ドメイン 一般化 (DG) is a crucial area in 機械学習 that focuses on developing models capable of performing well on unseen data from various domains. Traditional machine learning models are typically trained on a specific dataset and may struggle when exposed to data that differs from the training set. This limitation is particularly concerning in real-world applications, where data can vary significantly.
The main goal of domain generalization is to create models that can generalize their learning not just within the same domain (or dataset) but also across different domains.
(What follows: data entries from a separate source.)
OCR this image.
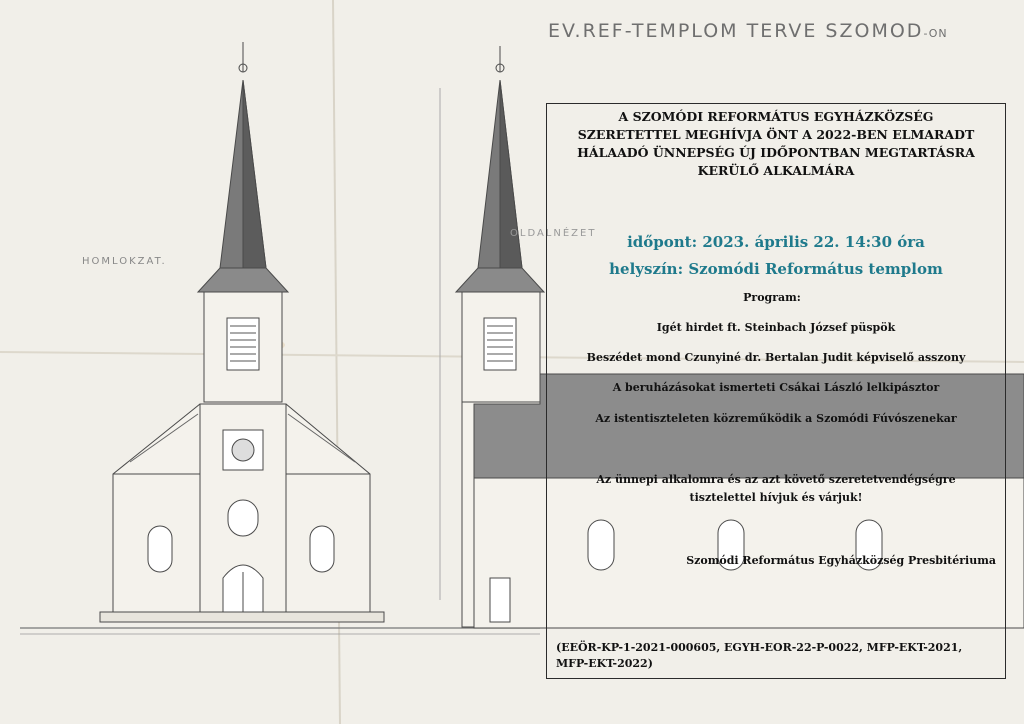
EV.REF-TEMPLOM TERVE SZOMOD-ON
HOMLOKZAT.
OLDALNÉZET
A SZOMÓDI REFORMÁTUS EGYHÁZKÖZSÉG
SZERETETTEL MEGHÍVJA ÖNT A 2022-BEN ELMARADT
HÁLAADÓ ÜNNEPSÉG ÚJ IDŐPONTBAN MEGTARTÁSRA
KERÜLŐ ALKALMÁRA
időpont: 2023. április 22. 14:30 óra
helyszín: Szomódi Református templom
Program:
Igét hirdet ft. Steinbach József püspök
Beszédet mond Czunyiné dr. Bertalan Judit képviselő asszony
A beruházásokat ismerteti Csákai László lelkipásztor
Az istentiszteleten közreműködik a Szomódi Fúvószenekar
Az ünnepi alkalomra és az azt követő szeretetvendégségre
tisztelettel hívjuk és várjuk!
Szomódi Református Egyházközség Presbitériuma
(EEÖR-KP-1-2021-000605, EGYH-EOR-22-P-0022, MFP-EKT-2021, MFP-EKT-2022)
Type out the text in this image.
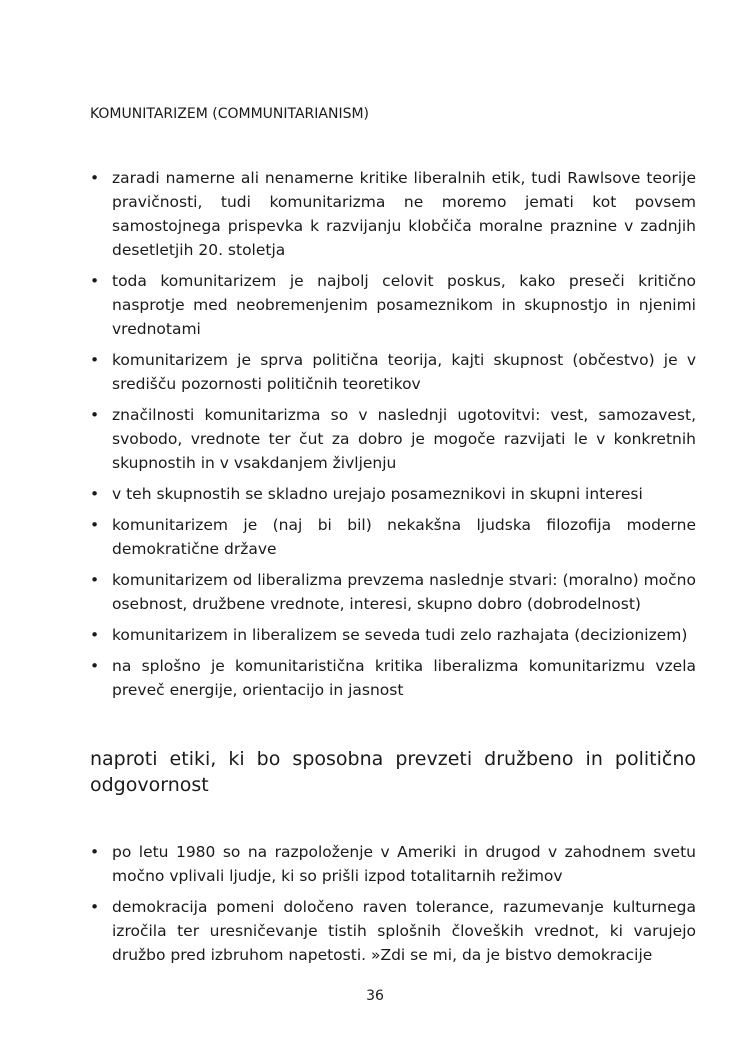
KOMUNITARIZEM (COMMUNITARIANISM)
• zaradi namerne ali nenamerne kritike liberalnih etik, tudi Rawlsove teorije pravičnosti, tudi komunitarizma ne moremo jemati kot povsem samostojnega prispevka k razvijanju klobčiča moralne praznine v zadnjih desetletjih 20. stoletja
• toda komunitarizem je najbolj celovit poskus, kako preseči kritično nasprotje med neobremenjenim posameznikom in skupnostjo in njenimi vrednotami
• komunitarizem je sprva politična teorija, kajti skupnost (občestvo) je v središču pozornosti političnih teoretikov
• značilnosti komunitarizma so v naslednji ugotovitvi: vest, samozavest, svobodo, vrednote ter čut za dobro je mogoče razvijati le v konkretnih skupnostih in v vsakdanjem življenju
• v teh skupnostih se skladno urejajo posameznikovi in skupni interesi
• komunitarizem je (naj bi bil) nekakšna ljudska filozofija moderne demokratične države
• komunitarizem od liberalizma prevzema naslednje stvari: (moralno) močno osebnost, družbene vrednote, interesi, skupno dobro (dobrodelnost)
• komunitarizem in liberalizem se seveda tudi zelo razhajata (decizionizem)
• na splošno je komunitaristična kritika liberalizma komunitarizmu vzela preveč energije, orientacijo in jasnost
naproti etiki, ki bo sposobna prevzeti družbeno in politično odgovornost
• po letu 1980 so na razpoloženje v Ameriki in drugod v zahodnem svetu močno vplivali ljudje, ki so prišli izpod totalitarnih režimov
• demokracija pomeni določeno raven tolerance, razumevanje kulturnega izročila ter uresničevanje tistih splošnih človeških vrednot, ki varujejo družbo pred izbruhom napetosti. »Zdi se mi, da je bistvo demokracije
36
For instance, a model trained on images of cats and dogs from one environment should ideally recognize these animals when presented with images taken in a different setting or with different lighting conditions.
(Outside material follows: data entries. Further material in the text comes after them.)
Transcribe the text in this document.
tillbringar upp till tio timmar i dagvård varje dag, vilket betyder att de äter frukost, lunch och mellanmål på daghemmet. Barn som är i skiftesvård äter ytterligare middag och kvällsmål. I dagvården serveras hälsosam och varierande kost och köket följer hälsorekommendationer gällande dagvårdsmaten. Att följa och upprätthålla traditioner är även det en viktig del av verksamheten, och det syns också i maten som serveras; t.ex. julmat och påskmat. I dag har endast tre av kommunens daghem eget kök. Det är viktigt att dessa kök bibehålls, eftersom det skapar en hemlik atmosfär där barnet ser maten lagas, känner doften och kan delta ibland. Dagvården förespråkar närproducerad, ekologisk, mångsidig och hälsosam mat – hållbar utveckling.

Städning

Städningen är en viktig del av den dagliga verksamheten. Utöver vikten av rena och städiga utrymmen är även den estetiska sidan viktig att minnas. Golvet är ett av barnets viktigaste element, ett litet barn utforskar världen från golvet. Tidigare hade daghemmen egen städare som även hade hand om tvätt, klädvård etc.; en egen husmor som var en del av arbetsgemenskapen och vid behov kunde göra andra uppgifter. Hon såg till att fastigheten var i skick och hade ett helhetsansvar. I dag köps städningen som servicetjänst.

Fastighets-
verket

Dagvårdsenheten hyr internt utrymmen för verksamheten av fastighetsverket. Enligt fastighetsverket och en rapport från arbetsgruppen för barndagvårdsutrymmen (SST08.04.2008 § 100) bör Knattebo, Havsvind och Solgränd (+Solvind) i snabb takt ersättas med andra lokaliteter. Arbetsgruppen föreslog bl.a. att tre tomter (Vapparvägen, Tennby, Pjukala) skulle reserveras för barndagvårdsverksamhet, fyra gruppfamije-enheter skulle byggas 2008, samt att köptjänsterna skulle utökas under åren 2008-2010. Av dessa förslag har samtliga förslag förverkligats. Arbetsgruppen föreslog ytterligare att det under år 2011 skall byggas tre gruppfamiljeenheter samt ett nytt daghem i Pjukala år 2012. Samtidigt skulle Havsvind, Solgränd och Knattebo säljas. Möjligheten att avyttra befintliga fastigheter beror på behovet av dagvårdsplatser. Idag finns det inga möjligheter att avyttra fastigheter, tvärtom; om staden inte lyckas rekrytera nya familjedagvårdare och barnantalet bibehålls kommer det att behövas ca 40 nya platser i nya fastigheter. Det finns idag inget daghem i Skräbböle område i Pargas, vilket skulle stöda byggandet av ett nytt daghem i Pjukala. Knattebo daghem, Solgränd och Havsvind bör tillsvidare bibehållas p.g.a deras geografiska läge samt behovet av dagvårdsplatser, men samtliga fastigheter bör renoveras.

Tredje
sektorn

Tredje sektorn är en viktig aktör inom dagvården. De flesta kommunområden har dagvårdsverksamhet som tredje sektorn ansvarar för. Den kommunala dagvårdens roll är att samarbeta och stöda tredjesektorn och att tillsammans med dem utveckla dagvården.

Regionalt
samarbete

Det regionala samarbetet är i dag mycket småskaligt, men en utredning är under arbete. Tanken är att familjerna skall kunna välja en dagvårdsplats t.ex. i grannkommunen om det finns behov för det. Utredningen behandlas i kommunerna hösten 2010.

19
これを達成するために、ドメイン一般化は次のような戦略を採用しています。
- ドメイン不変の特徴: Identifying and utilizing features that remain consistent across different domains.
- データ拡張: Enhancing the training dataset by artificially generating variations of the existing data, thereby exposing the model to a broader range of scenarios.
- メタラーニング: Training models in a way that they can quickly adapt to new domains with minimal additional data.
Domain Generalization is particularly valuable in applications like computer vision, 自然言語処理, and medical diagnostics, where the variability of data can impact the effectiveness of the model. By focusing on DG, researchers and practitioners aim to build more robust AI systems that perform reliably in diverse and unpredictable environments.